The very last example that I cited, “Grandpa Magneto causing a shard of metal to swerve wildly” (which I presume is through Grandpa’s unnatural powers) would constitute an observation of a miracle or suspension of natural law, which lies outside the purview of the IJ Theorem, and indeed of the FTA. If we were very confident in this observation, namely P(M) is close to 1, then we would have an immediate disconfirmation of N, since P(N|M) = 0. So indeed, it would “surely be nuts” to not accept that Grandpa had the powers if we indeed verifiably observed the miracle with a high degree of certainty (i.e., if we were “surely not nuts” while witnessing the miracle). But again, this last example is nothing like what FTA proponents advance, since they rely on empirical observation and physical phenomena, not on ratifications of miracles. So this last example is inapplicable here.

Is IJ incomplete or is conditioning on L “the problem” ?

You also state, Dr. Barnes, that you’re “not sure if the problem here is that we are conditioning on L, or if this formulation is incomplete as [you] alleged in part 1 I don’t think that there should be any “problem” with conditioning on L. Arguably, there are good reasons to do so. While analyzing counterfactuals not conditioned on L might be interesting, I would think that ignoring the self-evident observation of L, would leave the analysis incomplete if we in fact didn’t condition on L. I think what would be prudent is to ensure that we’re not fabricating “problems” because of the lure of the “P(N|F) must be small” fallacy. That, it seems to me, would constitute a real “problem.” If you are aware of any reason why conditioning on L is either disallowed, or not well-motivated, a reference would be greatly appreciated.

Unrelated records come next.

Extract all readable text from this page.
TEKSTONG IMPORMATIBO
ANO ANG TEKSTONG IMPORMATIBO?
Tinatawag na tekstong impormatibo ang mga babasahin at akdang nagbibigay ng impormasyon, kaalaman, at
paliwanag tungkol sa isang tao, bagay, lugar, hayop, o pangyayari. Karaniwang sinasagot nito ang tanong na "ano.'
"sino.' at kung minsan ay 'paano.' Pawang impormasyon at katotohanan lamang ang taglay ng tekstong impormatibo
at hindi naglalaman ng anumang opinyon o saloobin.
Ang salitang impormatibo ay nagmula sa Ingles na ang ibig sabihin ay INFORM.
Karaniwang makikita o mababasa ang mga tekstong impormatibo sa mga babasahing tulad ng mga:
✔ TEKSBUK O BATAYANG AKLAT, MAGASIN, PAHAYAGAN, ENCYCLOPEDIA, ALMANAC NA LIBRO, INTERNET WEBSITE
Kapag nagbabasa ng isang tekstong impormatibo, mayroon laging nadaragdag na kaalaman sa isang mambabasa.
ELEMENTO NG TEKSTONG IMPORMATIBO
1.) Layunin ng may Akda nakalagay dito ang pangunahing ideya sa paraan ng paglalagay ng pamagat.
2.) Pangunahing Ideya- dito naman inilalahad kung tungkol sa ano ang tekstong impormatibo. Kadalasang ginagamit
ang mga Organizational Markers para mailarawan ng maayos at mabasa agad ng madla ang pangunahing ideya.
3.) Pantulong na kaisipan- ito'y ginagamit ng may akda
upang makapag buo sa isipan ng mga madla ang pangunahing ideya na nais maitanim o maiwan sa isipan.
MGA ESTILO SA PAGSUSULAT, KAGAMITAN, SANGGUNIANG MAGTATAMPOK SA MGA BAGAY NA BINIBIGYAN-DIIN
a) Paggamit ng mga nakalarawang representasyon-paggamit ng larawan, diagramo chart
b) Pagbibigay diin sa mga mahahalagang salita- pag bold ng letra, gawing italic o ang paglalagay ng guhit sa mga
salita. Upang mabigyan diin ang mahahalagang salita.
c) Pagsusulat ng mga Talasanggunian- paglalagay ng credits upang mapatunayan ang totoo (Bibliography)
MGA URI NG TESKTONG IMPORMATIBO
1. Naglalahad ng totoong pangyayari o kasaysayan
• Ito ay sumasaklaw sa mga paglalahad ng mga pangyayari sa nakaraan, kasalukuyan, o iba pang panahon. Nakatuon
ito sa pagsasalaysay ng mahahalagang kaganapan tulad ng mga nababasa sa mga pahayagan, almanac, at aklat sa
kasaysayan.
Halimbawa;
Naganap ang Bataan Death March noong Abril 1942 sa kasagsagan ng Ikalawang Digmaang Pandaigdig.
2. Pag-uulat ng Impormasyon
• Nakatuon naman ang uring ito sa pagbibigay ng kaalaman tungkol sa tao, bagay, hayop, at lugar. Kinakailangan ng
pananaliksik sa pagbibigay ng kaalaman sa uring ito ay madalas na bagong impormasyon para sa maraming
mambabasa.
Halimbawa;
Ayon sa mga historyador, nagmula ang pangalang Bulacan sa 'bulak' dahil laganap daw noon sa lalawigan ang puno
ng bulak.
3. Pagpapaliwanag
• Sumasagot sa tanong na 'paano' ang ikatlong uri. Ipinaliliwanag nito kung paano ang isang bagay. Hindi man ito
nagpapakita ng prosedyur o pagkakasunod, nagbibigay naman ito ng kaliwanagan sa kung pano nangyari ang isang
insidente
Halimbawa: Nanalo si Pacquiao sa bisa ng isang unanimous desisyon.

In addition, I’m not aware that you have actually provided, either a definition of what you mean by IJ’s formulation being “incomplete,” or an argument for your assertion that IJ’s formulation is incomplete. While you provided a different formulation in part 1, I don’t think that offering a different formulation, by itself, constitutes an argument for IJ’s incompleteness. I may address your alternate formulation vs. IJ’s later, time permitting. Until then, if you know of an argument demonstrating, or attempting to demonstrate, that IJ’s formulation is incomplete, I would greatly appreciate a reference.

The moral

The moral here is that “at-first-blush” intuitions are demonstrably prone to fallacies and can be wrong, and that we should trust the conclusions of a properly framed and correctly derived line of reasoning instead of (and in spite of) our intuitions.

That is precisely the lesson to be drawn from the IJ Theorem. Unless, of course, there is a flaw with it, but it doesn’t seem like the “Grandpa Magneto” example uncovers any flaws in the IJ Theorem itself by pitting “first-impression” (and likely fallacious) intuitions against the IJ Theorem’s more sensibly derived conclusions. It is not apparent to me that IJ’s formulation is “incomplete” either, or that it suffers from any “problems” by conditioning on the self-evident observation that life exists in our universe, L. The virtually self-evident and transparent simplicity of IJ’s Theorem, it seems to me, gives a great deal of strength to its evisceration of the FTA. As far as I can tell, the IJ Theorem is unassailable.

In conclusion: It seems to me that the Ikeda-Jeffery’s Theorem is alive and well and is not overturned or undermined by “first-impression intuitions” about the “Grandpa May Have Magneto Powers” example. If anything, this example should draw a lesson form the IJ Theorem and what it teaches us about unchecked intuitions leading to fallacious inferences.